Whether talking about the bifurcation of survival horror into its “survival” and “action” subsets, Kefka vs.Sephiroth, Joker vs. well… anybody. The argument that these are comparable… well… Evil and horror and whatnot are there? I guess for me one of the single issues is the idea of a single overwhelming evil. Evil to me is institutional, pervasive, petty, bureaucratic… it’s rooted firmly in good people looking the other way, compromising themselves again and again, pushing down others to push themselves up. That’s the sort of human evil that at least makes sense to me.
Lovecraftian horror, which most see as some sort of precursor to the survival horror genre is based on a blend of humanity’s need to understand, coupled with their insignificance. A subtle point frequently missed by literary types about butterflies and hurricanes, is that most systems, especially ones established over eons, are inherently stable. e.g. there aren’t millions of bugs ripping off typhoons right and left. But people are familiar with the law of unintended consequences, and also know that social systems are far less robust (and also overestimate their own significance).

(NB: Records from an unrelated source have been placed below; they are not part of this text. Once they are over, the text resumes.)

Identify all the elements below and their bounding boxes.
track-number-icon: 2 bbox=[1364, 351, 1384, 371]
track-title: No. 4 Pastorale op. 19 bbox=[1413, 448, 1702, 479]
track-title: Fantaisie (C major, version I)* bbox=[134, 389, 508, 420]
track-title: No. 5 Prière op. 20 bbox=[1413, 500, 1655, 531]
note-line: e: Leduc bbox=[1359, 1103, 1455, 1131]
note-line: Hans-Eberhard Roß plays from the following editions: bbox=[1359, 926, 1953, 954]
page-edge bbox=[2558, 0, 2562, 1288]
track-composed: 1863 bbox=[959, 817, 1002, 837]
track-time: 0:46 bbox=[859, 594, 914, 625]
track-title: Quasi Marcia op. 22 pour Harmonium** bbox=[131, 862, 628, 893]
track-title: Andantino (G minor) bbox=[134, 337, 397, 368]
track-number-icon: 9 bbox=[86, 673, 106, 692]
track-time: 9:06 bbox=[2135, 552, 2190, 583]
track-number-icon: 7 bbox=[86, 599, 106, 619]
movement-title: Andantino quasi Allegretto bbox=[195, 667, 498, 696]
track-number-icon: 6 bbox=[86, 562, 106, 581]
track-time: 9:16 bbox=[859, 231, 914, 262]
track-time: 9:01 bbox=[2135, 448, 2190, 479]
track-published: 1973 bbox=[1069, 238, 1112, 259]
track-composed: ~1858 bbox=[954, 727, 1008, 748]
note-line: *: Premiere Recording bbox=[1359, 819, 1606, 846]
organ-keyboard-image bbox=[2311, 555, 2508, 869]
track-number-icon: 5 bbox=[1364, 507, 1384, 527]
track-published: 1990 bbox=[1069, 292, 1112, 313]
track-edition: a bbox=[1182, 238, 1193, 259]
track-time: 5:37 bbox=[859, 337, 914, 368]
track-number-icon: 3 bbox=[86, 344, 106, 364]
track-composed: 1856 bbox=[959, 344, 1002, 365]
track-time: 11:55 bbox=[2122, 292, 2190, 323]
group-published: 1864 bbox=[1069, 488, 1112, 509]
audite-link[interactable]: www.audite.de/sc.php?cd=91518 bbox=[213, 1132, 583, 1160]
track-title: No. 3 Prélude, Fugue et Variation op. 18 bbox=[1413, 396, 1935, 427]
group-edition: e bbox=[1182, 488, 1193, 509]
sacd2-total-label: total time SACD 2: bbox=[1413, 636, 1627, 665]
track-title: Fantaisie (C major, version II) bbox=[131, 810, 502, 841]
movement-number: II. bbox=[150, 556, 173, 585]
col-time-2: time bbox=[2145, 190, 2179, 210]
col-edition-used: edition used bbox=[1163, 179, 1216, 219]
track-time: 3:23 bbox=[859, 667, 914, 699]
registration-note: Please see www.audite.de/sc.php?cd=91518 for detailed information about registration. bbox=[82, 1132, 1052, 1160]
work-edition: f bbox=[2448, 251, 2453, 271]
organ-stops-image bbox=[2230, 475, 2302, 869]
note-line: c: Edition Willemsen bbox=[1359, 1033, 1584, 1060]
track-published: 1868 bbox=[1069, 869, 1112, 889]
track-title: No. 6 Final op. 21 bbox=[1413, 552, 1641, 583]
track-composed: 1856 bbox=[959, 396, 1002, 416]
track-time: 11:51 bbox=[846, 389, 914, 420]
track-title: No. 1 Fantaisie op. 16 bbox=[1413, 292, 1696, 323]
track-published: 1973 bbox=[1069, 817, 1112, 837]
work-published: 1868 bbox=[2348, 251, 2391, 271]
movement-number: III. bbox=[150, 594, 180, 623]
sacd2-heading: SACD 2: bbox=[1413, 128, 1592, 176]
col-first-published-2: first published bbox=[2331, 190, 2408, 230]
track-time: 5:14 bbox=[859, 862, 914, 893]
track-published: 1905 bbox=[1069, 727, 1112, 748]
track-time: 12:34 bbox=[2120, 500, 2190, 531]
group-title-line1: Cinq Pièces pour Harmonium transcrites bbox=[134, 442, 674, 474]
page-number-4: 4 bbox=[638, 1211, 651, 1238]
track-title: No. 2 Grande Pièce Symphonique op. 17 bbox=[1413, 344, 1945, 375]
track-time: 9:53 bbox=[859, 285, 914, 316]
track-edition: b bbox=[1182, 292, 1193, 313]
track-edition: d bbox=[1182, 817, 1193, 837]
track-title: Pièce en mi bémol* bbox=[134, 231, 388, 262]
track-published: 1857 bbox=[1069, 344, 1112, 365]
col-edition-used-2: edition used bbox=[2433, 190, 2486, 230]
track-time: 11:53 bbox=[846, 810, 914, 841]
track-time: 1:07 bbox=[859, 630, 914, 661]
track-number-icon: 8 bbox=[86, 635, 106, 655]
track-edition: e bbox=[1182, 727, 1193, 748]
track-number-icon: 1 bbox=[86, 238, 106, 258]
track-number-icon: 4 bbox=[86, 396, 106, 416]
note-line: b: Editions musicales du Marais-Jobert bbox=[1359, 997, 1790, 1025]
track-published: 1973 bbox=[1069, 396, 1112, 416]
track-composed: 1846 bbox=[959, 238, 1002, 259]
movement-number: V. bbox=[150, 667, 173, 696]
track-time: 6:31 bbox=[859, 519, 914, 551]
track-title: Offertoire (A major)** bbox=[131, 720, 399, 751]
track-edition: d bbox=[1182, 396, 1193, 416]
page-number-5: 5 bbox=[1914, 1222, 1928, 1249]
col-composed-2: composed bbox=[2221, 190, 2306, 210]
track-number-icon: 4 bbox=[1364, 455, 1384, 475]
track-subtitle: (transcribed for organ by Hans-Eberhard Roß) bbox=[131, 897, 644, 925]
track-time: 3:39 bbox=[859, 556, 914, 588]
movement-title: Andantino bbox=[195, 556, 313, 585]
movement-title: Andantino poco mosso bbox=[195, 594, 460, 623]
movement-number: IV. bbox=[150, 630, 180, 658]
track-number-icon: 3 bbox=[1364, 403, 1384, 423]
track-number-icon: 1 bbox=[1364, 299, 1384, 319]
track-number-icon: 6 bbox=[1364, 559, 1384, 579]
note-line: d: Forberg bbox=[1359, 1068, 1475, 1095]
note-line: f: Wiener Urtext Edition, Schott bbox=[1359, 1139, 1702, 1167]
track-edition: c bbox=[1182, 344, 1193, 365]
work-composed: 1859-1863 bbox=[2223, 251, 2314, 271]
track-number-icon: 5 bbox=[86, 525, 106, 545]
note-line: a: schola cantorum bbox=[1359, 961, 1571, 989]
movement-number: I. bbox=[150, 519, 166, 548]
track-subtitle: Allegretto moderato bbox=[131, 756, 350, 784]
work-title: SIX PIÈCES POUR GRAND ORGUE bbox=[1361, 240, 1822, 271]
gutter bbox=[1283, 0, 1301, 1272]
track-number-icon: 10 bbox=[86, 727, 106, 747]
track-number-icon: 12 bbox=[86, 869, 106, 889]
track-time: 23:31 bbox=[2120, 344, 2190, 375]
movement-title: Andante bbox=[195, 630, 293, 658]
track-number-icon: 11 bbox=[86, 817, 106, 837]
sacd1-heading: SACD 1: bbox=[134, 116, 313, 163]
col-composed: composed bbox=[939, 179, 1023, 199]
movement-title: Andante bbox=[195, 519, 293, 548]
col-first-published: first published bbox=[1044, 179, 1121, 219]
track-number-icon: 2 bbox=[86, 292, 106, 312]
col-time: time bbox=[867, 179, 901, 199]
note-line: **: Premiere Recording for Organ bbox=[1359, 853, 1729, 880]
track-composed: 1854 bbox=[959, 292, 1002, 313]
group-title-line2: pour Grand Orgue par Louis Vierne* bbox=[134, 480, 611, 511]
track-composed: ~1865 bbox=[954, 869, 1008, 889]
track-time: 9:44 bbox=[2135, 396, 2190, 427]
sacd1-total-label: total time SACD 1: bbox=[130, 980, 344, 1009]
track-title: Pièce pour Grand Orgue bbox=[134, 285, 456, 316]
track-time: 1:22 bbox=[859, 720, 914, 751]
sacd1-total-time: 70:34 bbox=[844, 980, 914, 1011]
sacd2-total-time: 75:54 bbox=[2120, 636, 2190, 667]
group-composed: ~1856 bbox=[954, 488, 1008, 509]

Probably the best horror movie I’ve seen in a while was the movie Cube. Prime numbers aside, the movie presented a rational monolith to human evil. Too frequently insane is portrayed as evil, amorality is evil, sociopathy is evil. These things are what they are, that’s why these words exist. Evil is the stuff of quantum granules, cascading, avalanching to tangibility. Context determines ethics. It’s the argument of two dimensionality. I guess it’s nice to feel the lynchpin can be defined as one person, one day. But they don’t make games about social workers or city ordinances or the daily brand of justice.